Throughout the early 19th century, the whole country had been “roused” by the “havoc” wrought by yellow fever for years. Smith v. Turner, 48 U.S. 283, 341 (1849). It was not long after yellow fever ran rampant through the colonies, and then the states, that the issue of mandatory smallpox vaccination arose before the Supreme Court in Jacobson v. Massachusetts. The Court found that the states had the right to impose upon an individual’s body by requiring that they submit to vaccination for smallpox, and that the individual must give up certain freedoms for the benefit of living in a civilized society. “[T]he liberty secured by the Constitution of the United States to every person within its jurisdiction does not import an absolute right in each person to be, at all times and in all circumstances, wholly free from restraint.” Jacobson v. Massachusetts, 197 U.S. 11, 29 (1905). The Court determined this, in part, on the grounds that, as Edward Richards and Katharine Rathbun so aptly noted, “this is the bargain that makes public health possible.”
Mask requirements, while perhaps irritating, are certainly less of an imposition than a vaccine. They are also legally sound. Justice John Marshall Harlan in Jacobson emphasized necessity — a demonstrable and nonarbitrary threat to public health; reasonability — the “real or substantial relation” of the requirement to protecting public health; proportionality — the interference with individual autonomy ought to be proportional to the expected benefit; and harm avoidance — those posing a risk to society can be required to submit to certain measures for the public good, or, if a person can demonstrate they would be harmed by those measures, quarantine. Similar balancing tests are still applied today, and requiring a mask certainly passes those tests. Richards and Rathbun’s aforementioned article further notes that, for a disease-control program that imposes restrictions on individual liberties to survive a constitutional challenge, the program must meet five standards.
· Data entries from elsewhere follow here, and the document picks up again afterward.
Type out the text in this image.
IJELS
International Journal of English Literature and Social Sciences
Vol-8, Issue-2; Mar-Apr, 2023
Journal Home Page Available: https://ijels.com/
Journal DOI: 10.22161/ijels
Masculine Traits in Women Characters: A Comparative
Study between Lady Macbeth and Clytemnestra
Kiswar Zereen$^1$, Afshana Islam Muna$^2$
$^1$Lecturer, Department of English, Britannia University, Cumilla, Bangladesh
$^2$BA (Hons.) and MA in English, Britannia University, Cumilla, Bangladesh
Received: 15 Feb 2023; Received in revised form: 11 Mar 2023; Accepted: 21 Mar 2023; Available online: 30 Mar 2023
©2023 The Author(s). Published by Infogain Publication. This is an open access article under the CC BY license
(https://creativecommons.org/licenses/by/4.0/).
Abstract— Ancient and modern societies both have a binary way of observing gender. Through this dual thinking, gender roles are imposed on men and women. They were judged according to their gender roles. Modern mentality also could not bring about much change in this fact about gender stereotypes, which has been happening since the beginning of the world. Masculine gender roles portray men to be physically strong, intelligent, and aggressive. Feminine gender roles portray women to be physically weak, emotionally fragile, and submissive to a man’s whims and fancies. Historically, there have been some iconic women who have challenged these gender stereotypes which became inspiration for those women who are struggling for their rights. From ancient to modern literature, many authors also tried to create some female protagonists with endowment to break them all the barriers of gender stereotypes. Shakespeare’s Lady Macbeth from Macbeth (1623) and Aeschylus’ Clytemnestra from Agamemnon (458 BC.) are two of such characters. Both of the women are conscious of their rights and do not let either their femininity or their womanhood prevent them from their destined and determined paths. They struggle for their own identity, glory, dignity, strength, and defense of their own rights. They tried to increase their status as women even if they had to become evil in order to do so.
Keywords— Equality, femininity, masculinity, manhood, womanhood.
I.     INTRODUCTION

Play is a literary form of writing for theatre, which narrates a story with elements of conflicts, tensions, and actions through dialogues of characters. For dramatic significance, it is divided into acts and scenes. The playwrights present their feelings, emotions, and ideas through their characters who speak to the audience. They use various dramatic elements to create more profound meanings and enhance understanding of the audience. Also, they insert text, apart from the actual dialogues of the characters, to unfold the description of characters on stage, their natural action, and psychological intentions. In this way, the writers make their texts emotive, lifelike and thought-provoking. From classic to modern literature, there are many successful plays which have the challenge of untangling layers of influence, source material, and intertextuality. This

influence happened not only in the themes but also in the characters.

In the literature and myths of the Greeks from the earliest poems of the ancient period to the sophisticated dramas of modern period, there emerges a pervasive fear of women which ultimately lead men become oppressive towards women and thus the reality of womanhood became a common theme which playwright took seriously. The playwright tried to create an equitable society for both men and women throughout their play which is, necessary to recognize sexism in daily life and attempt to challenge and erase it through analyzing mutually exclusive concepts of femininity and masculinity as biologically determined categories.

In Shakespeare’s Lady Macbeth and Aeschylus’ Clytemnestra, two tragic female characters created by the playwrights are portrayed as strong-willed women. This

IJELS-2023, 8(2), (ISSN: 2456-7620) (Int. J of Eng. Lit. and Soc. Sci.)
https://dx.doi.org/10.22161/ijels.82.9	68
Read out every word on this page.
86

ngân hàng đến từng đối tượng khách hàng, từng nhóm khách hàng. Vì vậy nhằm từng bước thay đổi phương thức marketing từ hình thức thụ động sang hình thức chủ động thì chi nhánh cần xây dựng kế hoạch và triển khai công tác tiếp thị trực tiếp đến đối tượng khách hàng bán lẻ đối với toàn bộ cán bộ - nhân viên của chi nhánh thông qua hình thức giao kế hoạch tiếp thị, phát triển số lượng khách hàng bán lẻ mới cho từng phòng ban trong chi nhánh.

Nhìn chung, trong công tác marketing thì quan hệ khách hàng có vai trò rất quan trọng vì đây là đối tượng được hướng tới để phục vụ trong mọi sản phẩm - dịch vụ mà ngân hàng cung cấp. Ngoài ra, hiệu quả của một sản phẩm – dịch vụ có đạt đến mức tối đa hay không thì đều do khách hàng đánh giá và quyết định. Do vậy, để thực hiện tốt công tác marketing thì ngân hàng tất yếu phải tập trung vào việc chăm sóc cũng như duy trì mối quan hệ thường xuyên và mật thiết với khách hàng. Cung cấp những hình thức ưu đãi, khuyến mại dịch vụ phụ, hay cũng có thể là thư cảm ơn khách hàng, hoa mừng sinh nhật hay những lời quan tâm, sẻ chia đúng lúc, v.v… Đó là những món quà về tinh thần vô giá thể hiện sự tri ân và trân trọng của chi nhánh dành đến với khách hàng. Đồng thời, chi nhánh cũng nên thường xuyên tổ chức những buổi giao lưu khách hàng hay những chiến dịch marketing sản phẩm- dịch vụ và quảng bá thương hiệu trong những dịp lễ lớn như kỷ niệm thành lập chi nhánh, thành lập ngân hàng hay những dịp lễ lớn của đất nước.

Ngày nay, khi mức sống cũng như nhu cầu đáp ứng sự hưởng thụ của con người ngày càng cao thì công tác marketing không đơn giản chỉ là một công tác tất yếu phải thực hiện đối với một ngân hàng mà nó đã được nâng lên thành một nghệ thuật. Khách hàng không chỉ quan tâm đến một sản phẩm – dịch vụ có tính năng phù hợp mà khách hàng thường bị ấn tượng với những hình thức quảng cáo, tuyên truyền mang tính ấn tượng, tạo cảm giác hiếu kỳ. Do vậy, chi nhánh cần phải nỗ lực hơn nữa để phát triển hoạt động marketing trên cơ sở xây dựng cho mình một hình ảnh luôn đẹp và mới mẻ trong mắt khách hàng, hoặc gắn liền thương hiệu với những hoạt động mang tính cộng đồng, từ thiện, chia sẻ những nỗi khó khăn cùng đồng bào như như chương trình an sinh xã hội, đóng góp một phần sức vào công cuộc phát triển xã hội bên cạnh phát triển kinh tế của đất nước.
The public health requirement must (1) address an actual problem that poses a direct threat to third parties; (2) develop a science-backed control strategy; (3) implement that strategy in the most effective way while minimizing restrictions on individuals, considering the resources available; (4) periodically evaluate the restrictions to show efficacy; and (5) phase out the restrictions when they are no longer epidemiologically warranted. The mask requirement in the face of a confirmed and still rising (in the U.S.) health crisis certainly satisfies those standards. This may be perceived as, perhaps, a low bar for state imposition on individual liberty. But being required to wear a mask to protect the health of oneself and others is a bargain.